I mean apart from places such as Dublin, Cork, Limerick, and Waterford.

Yes, and consequently there will be very little expense other than in Dublin or Cork. It is for the House, having decided that re-verification is a principle, to say whether they now cut away all the meters, even though the residue be small, except those in Dublin, Cork, Limerick, and Waterford. It is a question if the consumer needs protection anywhere, does he need protection less outside Dublin and Cork?

My argument is that the consumer is amply protected by the system which has been carried on up to now.

Then why introduce the Bill at all?

I think that the Bill ought to operate in the towns as well as the cities. We do not get gas bills in the country, but we pay 1/3 a quarter for the use of a meter. We do not get any advantage in a reduction in the price of coal. We do not want to fleece the gas companies, but we should be treated fairly. Deputy Egan says that there are very few meters in towns like Midleton, Mallow and Fermoy.
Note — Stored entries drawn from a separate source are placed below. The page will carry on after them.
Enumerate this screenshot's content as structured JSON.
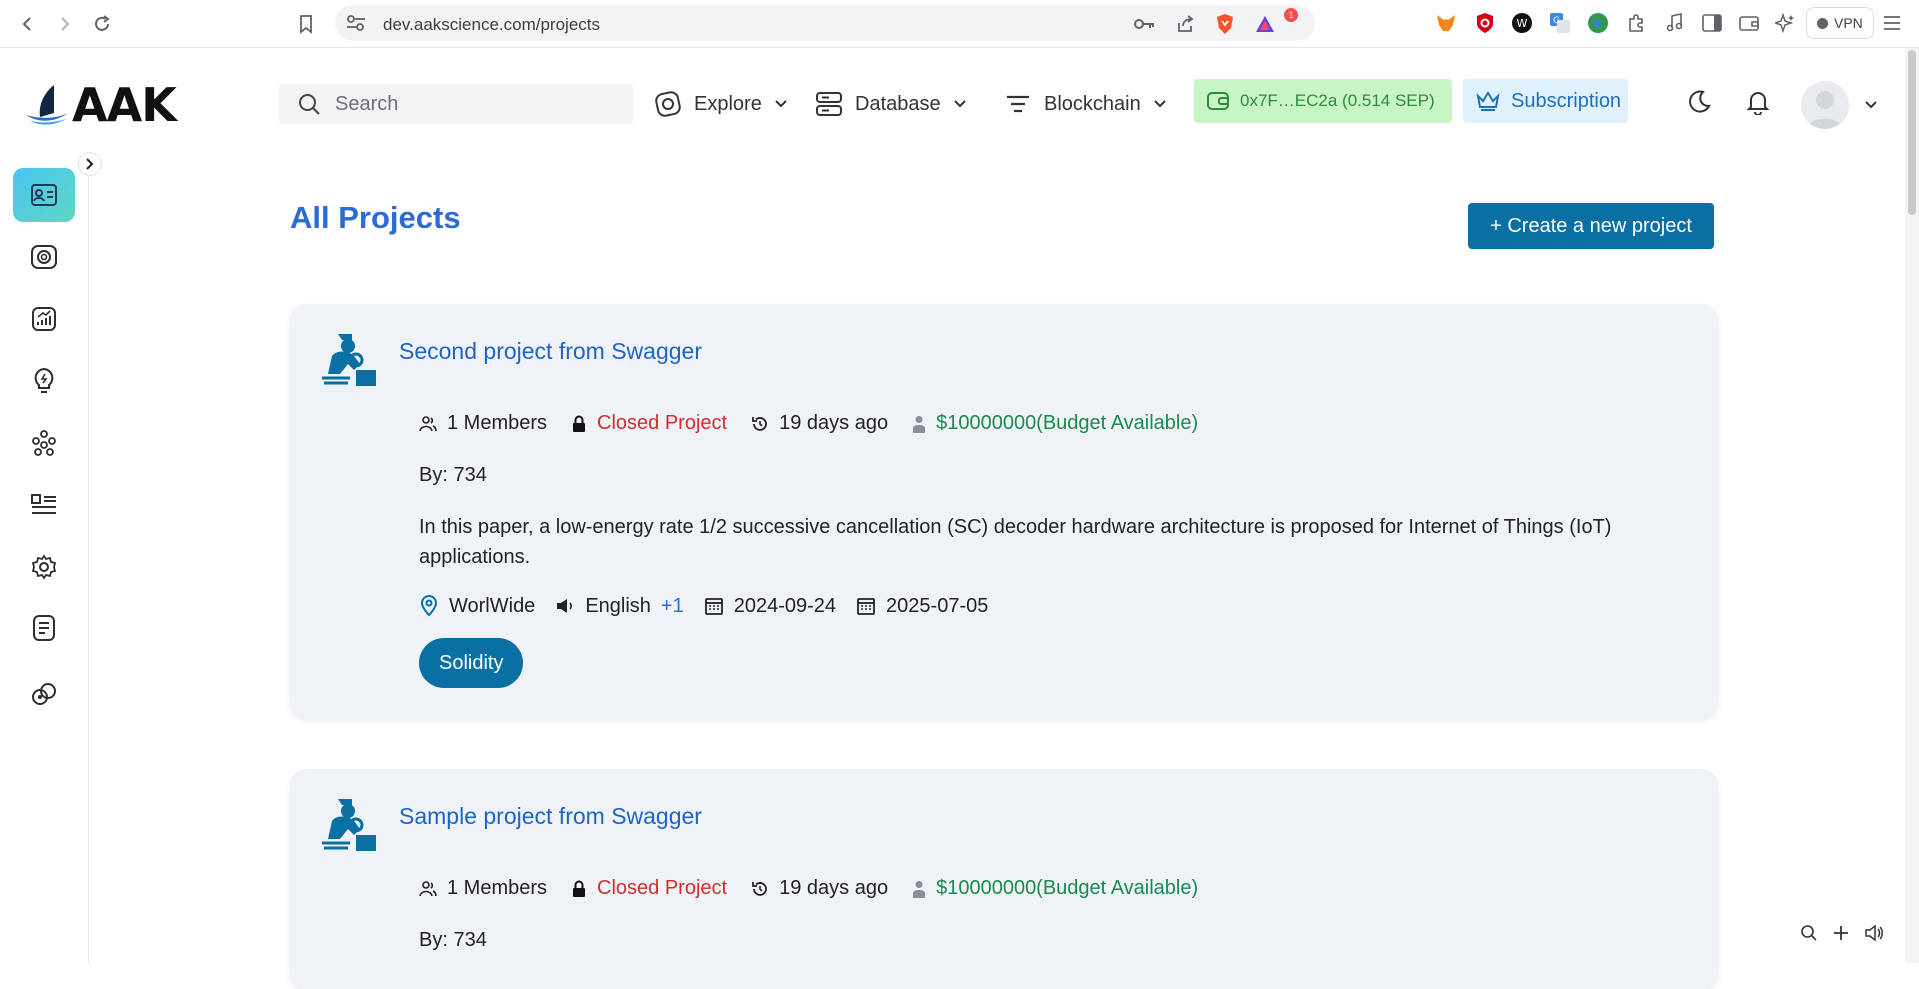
{
  "browser": {
    "url": "dev.aakscience.com/projects",
    "notification_count": "1",
    "vpn_label": "VPN"
  },
  "header": {
    "logo_text": "AAK",
    "search_placeholder": "Search",
    "menus": [
      {
        "label": "Explore",
        "icon": "explore-icon"
      },
      {
        "label": "Database",
        "icon": "database-icon"
      },
      {
        "label": "Blockchain",
        "icon": "blockchain-icon"
      }
    ],
    "wallet_label": "0x7F…EC2a (0.514 SEP)",
    "subscription_label": "Subscription"
  },
  "sidebar": {
    "items": [
      {
        "icon": "id-card-icon",
        "active": true
      },
      {
        "icon": "camera-icon",
        "active": false
      },
      {
        "icon": "chart-icon",
        "active": false
      },
      {
        "icon": "lightbulb-icon",
        "active": false
      },
      {
        "icon": "team-icon",
        "active": false
      },
      {
        "icon": "list-icon",
        "active": false
      },
      {
        "icon": "settings-icon",
        "active": false
      },
      {
        "icon": "document-icon",
        "active": false
      },
      {
        "icon": "link-icon",
        "active": false
      }
    ]
  },
  "main": {
    "title": "All Projects",
    "create_button": "+ Create a new project",
    "projects": [
      {
        "title": "Second project from Swagger",
        "members": "1 Members",
        "status": "Closed Project",
        "time": "19 days ago",
        "budget": "$10000000(Budget Available)",
        "by": "By: 734",
        "description": "In this paper, a low-energy rate 1/2 successive cancellation (SC) decoder hardware architecture is proposed for Internet of Things (IoT) applications.",
        "location": "WorlWide",
        "language": "English",
        "language_extra": "+1",
        "start_date": "2024-09-24",
        "end_date": "2025-07-05",
        "tag": "Solidity"
      },
      {
        "title": "Sample project from Swagger",
        "members": "1 Members",
        "status": "Closed Project",
        "time": "19 days ago",
        "budget": "$10000000(Budget Available)",
        "by": "By: 734"
      }
    ]
  }
}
I wonder is he serious in that?

At any rate I claim that the Bill should apply to the towns as well as the cities.

There appears to be a great deal of doubt as to what particular amendment we are on.

I have no doubt.

I have an objection from the Dublin City Commissioners to changing the present system of testing meters.

That comes up on Amendment 6.

Amendment put and negatived.

I move:—

In page 3, line 26, to add at the end of Section 5 a new sub-section as follows—

"(2) All meters required by law to be stamped shall be examined, tested, and stamped, under the provisions of the Act of 1859, as amended by this or any other Act in the order of priority in which such meters are presented for such examination, testing, or stamping."

This amendment is intended to allay the fears expressed by some small companies that in the event of congestion at the testing station, as a result of the passing of the Act, the claims of companies in Dublin and Cork will be given priority to those of companies outside those boroughs. It is thought that the amendment, which will do nobody any harm, will ensure, in view of the fact that there may be congestion, that small companies will have their meters tested in the order of priority in which they are presented. As Deputy Egan pointed out, the Cork station is small, and it may not be able to cope with all the business. The same may apply to Dublin, and it is not likely that a new station will be established. I think there is in some Act a provision that a meter presented by a company in Dublin or Cork to a testing station must be stamped and tested within three days of its presentation. That would only apply to meters presented by these companies, but not to those presented by those outside the boroughs mentioned. It might happen that small companies throughout the country might suffer considerable delay in this respect and might be guilty of a technical breach of the Act as a consequence. Therefore, I suggest that this amendment which, as I say, does harm to nobody should be inserted.

I have a variety of objections to this amendment. I think that Section 4 carries forward all obligations which used to be on the inspector in regard to the two boroughs.

If that is so I am prepared to withdraw the amendment.

There is a monetary penalty on the inspector if he fails to stamp within three days of presentation. There will be varying periods involved. Imagine a station with a number of meters for testing, some of which have to run eight years and others to run ten. It would be wrong if those had to be stamped in the order of priority. I think that Section 4 carries on all the obligations I have mentioned.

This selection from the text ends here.